The Pacific Biomedical Research Center team studies the behavior and morphology of copepods, particularly how anatomy and structure relate to sensory perception and reaction. The copepods that have myelin surrounding their axons exhibit consistently and significantly faster response time to stimulus in laboratory tests. (Deeper dwelling copepods luminesce in response to danger and other copepods move away from stimuli, though more slowly.)
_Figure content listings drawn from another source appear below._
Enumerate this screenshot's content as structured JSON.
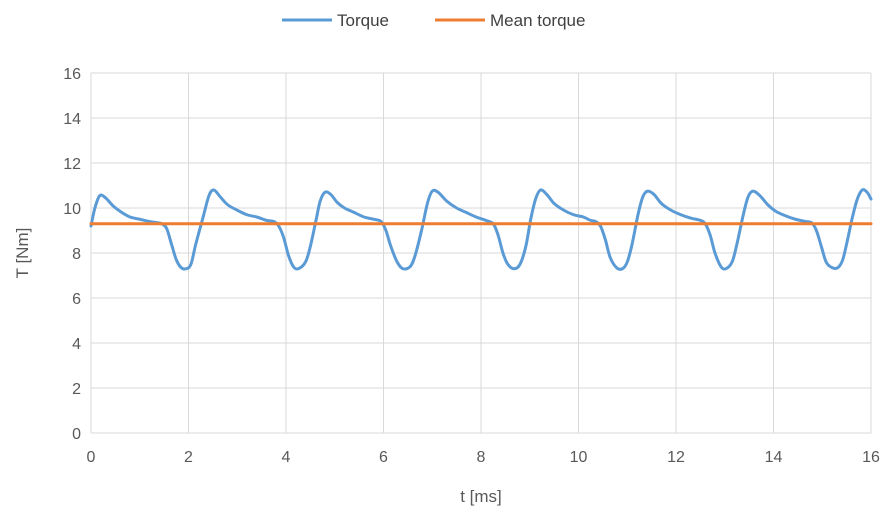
{
  "chart_data": {
    "type": "line",
    "xlabel": "t [ms]",
    "ylabel": "T [Nm]",
    "xlim": [
      0,
      16
    ],
    "ylim": [
      0,
      16
    ],
    "x_ticks": [
      0,
      2,
      4,
      6,
      8,
      10,
      12,
      14,
      16
    ],
    "y_ticks": [
      0,
      2,
      4,
      6,
      8,
      10,
      12,
      14,
      16
    ],
    "grid": true,
    "legend_position": "top-center",
    "series": [
      {
        "name": "Torque",
        "color": "#5b9bd5",
        "points": [
          [
            0.0,
            9.2
          ],
          [
            0.08,
            10.0
          ],
          [
            0.18,
            10.55
          ],
          [
            0.3,
            10.45
          ],
          [
            0.45,
            10.1
          ],
          [
            0.6,
            9.85
          ],
          [
            0.8,
            9.6
          ],
          [
            1.0,
            9.5
          ],
          [
            1.2,
            9.4
          ],
          [
            1.35,
            9.35
          ],
          [
            1.45,
            9.3
          ],
          [
            1.55,
            9.1
          ],
          [
            1.65,
            8.4
          ],
          [
            1.75,
            7.7
          ],
          [
            1.85,
            7.35
          ],
          [
            1.95,
            7.3
          ],
          [
            2.05,
            7.5
          ],
          [
            2.15,
            8.4
          ],
          [
            2.3,
            9.6
          ],
          [
            2.42,
            10.55
          ],
          [
            2.52,
            10.8
          ],
          [
            2.65,
            10.5
          ],
          [
            2.8,
            10.15
          ],
          [
            3.0,
            9.9
          ],
          [
            3.2,
            9.7
          ],
          [
            3.4,
            9.6
          ],
          [
            3.6,
            9.45
          ],
          [
            3.75,
            9.4
          ],
          [
            3.85,
            9.2
          ],
          [
            3.95,
            8.7
          ],
          [
            4.05,
            7.9
          ],
          [
            4.15,
            7.4
          ],
          [
            4.25,
            7.3
          ],
          [
            4.4,
            7.6
          ],
          [
            4.5,
            8.3
          ],
          [
            4.62,
            9.5
          ],
          [
            4.7,
            10.3
          ],
          [
            4.8,
            10.7
          ],
          [
            4.92,
            10.6
          ],
          [
            5.05,
            10.25
          ],
          [
            5.2,
            10.0
          ],
          [
            5.4,
            9.8
          ],
          [
            5.6,
            9.6
          ],
          [
            5.8,
            9.5
          ],
          [
            5.95,
            9.4
          ],
          [
            6.05,
            9.0
          ],
          [
            6.15,
            8.3
          ],
          [
            6.28,
            7.6
          ],
          [
            6.4,
            7.3
          ],
          [
            6.55,
            7.4
          ],
          [
            6.65,
            7.9
          ],
          [
            6.78,
            9.0
          ],
          [
            6.9,
            10.2
          ],
          [
            7.0,
            10.75
          ],
          [
            7.12,
            10.7
          ],
          [
            7.3,
            10.3
          ],
          [
            7.5,
            10.0
          ],
          [
            7.7,
            9.8
          ],
          [
            7.9,
            9.6
          ],
          [
            8.1,
            9.45
          ],
          [
            8.25,
            9.3
          ],
          [
            8.35,
            8.8
          ],
          [
            8.45,
            8.0
          ],
          [
            8.55,
            7.5
          ],
          [
            8.68,
            7.3
          ],
          [
            8.8,
            7.5
          ],
          [
            8.92,
            8.3
          ],
          [
            9.02,
            9.5
          ],
          [
            9.12,
            10.4
          ],
          [
            9.22,
            10.8
          ],
          [
            9.35,
            10.6
          ],
          [
            9.5,
            10.2
          ],
          [
            9.7,
            9.9
          ],
          [
            9.9,
            9.7
          ],
          [
            10.1,
            9.6
          ],
          [
            10.25,
            9.45
          ],
          [
            10.35,
            9.4
          ],
          [
            10.45,
            9.2
          ],
          [
            10.55,
            8.6
          ],
          [
            10.65,
            7.8
          ],
          [
            10.78,
            7.35
          ],
          [
            10.9,
            7.3
          ],
          [
            11.0,
            7.6
          ],
          [
            11.1,
            8.4
          ],
          [
            11.22,
            9.7
          ],
          [
            11.32,
            10.5
          ],
          [
            11.42,
            10.75
          ],
          [
            11.55,
            10.6
          ],
          [
            11.7,
            10.2
          ],
          [
            11.9,
            9.9
          ],
          [
            12.1,
            9.7
          ],
          [
            12.3,
            9.55
          ],
          [
            12.5,
            9.45
          ],
          [
            12.6,
            9.3
          ],
          [
            12.7,
            8.8
          ],
          [
            12.8,
            8.0
          ],
          [
            12.92,
            7.4
          ],
          [
            13.02,
            7.3
          ],
          [
            13.15,
            7.6
          ],
          [
            13.25,
            8.4
          ],
          [
            13.38,
            9.7
          ],
          [
            13.48,
            10.5
          ],
          [
            13.58,
            10.75
          ],
          [
            13.72,
            10.55
          ],
          [
            13.88,
            10.15
          ],
          [
            14.05,
            9.85
          ],
          [
            14.25,
            9.65
          ],
          [
            14.45,
            9.5
          ],
          [
            14.65,
            9.4
          ],
          [
            14.78,
            9.35
          ],
          [
            14.88,
            9.0
          ],
          [
            14.98,
            8.3
          ],
          [
            15.08,
            7.6
          ],
          [
            15.2,
            7.35
          ],
          [
            15.32,
            7.35
          ],
          [
            15.42,
            7.7
          ],
          [
            15.52,
            8.6
          ],
          [
            15.62,
            9.6
          ],
          [
            15.72,
            10.4
          ],
          [
            15.82,
            10.8
          ],
          [
            15.92,
            10.7
          ],
          [
            16.0,
            10.4
          ]
        ]
      },
      {
        "name": "Mean torque",
        "color": "#ed7d31",
        "points": [
          [
            0,
            9.3
          ],
          [
            16,
            9.3
          ]
        ]
      }
    ]
  }
}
Team members include researchers Petra Lenz and Daniel Hartline, researcher and electron microscope supervisor Tina (Weatherby) Carvalho and graduate student April Davis. It was Davis who first noticed the characteristic onion-ring-like myelin circles around axons in copepod cross sections. Myelin-looking artifacts can occur as chemical fixation anomalies, so she and Carvalho confirmed the results by preparing samples using an ultra-rapid freezing technique.
Because myelin does not occur in less-evolved copepods, it appears to have developed separately from that of vertebrates and other invertebrates, notes Lenz. The researchers' work has implications for the study of evolution as well as the understanding of the biology of the oceans.
The copepod research is funded by a grant from the National Science Foundation Division of Integrative Biology and neuroscience. UH's electron microscope facility is supported by the National Institute of Health's Research Centers in Minority Institutions Program.